While in Egypt, Khalid came across a group of northern Nigerians studying in various Egyptian universities. They shared with him their heart-breaking experiences of racial oppression. I am going to allow his narration to run without my intervention:

“‘I learned something much different from what I believed,” said Bala, a native of northern Nigeria and a graduate student at the American University in Cairo, who lived in Egypt for six years. “I thought [the Arabs] were our brothers in Islam, but they don't bother about that when you're black. ... They pretend that you are a brother in Islam, but this is different from what they hold in their hearts and in their minds.’

“He told me that for many Muslims from sub-Saharan Africa, the spiritual solidarity with Egyptian Muslims was misplaced. ‘I was coming out of masjid [mosque] in a place called Dar-el-Malik,’ Bala said. ‘So we used to say “Salaam” to one another when we came out of salat [prayer]. There was one child, called Mohamed, and we were used to shaking hands with him. And one day, I came out to shake his hand and he refused. He told me his father told him never to shake hands with a Sudani -- that is black. So he is telling me his father told him he cannot say, 'Salaam,' to any [Africans].’

“Through Bala, I met other African students, including some who were studying at al-Azhar University, with the hope of returning to their native lands as imams and religious scholars. Some of the students told me that they experienced racism within al-Azhar to such an extent that they eventually renounced their vows as Muslims.”

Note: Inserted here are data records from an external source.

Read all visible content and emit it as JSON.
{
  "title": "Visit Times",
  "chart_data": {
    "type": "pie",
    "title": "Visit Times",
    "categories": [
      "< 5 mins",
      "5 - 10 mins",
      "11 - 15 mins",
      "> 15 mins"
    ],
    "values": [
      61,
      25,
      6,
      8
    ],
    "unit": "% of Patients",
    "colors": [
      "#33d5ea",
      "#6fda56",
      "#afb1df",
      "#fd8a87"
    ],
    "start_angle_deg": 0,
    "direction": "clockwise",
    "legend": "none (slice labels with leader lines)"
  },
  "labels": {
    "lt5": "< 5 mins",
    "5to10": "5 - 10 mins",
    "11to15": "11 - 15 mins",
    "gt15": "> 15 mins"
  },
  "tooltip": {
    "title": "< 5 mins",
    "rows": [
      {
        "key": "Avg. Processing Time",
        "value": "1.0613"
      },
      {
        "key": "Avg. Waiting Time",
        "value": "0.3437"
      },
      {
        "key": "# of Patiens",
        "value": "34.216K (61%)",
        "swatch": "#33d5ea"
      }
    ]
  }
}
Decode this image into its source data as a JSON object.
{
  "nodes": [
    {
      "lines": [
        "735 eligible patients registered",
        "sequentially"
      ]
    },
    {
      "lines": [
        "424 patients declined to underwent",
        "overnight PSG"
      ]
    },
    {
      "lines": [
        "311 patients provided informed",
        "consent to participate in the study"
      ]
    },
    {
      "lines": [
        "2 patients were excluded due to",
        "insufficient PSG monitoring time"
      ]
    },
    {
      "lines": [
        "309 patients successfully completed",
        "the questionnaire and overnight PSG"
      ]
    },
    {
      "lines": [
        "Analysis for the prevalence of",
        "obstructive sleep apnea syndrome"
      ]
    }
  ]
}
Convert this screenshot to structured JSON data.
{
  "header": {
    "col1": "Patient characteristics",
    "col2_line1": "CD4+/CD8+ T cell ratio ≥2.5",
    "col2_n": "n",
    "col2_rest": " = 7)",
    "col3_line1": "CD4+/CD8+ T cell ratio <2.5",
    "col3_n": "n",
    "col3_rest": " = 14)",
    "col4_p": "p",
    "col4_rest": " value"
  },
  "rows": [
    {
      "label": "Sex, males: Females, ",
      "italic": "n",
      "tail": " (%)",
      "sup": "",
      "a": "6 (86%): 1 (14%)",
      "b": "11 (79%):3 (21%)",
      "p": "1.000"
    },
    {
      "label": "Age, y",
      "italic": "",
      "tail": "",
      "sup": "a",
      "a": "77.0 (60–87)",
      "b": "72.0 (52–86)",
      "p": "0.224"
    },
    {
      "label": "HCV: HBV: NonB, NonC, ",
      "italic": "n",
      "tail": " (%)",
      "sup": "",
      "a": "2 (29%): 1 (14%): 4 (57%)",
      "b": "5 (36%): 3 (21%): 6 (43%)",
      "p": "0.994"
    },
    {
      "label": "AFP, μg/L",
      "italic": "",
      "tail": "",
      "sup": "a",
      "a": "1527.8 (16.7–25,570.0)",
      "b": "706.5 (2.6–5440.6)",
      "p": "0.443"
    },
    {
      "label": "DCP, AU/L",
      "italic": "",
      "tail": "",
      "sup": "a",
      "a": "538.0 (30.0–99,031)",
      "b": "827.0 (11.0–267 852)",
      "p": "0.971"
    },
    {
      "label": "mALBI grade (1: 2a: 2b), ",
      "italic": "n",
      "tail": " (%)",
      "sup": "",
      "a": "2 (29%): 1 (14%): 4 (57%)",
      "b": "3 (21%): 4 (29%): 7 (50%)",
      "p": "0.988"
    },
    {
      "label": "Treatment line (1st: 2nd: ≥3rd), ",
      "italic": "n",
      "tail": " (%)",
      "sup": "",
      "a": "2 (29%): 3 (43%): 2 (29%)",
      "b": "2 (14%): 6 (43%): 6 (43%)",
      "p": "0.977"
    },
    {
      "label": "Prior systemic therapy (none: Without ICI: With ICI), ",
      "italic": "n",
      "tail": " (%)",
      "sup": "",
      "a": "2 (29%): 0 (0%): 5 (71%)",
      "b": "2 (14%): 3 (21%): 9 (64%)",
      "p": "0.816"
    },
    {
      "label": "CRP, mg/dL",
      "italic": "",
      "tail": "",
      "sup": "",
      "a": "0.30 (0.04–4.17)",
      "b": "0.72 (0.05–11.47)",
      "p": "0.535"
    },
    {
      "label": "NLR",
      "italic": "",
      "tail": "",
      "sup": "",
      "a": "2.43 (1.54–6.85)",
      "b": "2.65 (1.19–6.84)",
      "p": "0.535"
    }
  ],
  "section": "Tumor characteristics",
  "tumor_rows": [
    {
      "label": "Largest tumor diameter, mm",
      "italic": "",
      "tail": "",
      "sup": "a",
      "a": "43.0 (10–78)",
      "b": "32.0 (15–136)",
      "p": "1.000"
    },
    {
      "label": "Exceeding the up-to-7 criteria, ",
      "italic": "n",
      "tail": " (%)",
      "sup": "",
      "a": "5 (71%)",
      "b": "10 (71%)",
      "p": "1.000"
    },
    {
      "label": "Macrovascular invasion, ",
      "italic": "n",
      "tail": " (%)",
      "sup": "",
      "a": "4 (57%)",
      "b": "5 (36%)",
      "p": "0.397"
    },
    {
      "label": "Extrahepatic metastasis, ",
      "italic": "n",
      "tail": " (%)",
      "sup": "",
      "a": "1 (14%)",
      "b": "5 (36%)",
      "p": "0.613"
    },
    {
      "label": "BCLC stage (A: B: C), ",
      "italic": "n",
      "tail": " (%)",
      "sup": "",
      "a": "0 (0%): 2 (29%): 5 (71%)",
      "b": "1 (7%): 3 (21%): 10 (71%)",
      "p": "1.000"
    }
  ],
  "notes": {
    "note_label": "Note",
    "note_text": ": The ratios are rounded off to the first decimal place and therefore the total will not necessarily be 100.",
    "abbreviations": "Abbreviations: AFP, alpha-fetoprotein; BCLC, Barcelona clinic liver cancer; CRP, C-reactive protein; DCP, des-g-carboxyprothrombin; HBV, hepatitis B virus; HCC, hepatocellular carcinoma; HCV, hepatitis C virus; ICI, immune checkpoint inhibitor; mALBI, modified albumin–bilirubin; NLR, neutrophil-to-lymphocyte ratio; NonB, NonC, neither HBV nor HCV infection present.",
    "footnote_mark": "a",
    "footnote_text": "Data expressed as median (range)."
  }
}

Don’t even get me started on the indigenous black population in Egypt, the Nubians, who have lived in that country thousands of years before Arabs invaded the place in the 8th century. The Nubians have literally and figuratively been pushed to the margins of the Egyptian society and rendered invisible.

So why should I celebrate Mubarak’s overthrow when people who look like me will never benefit from the gains of the revolt—if there ever will be any?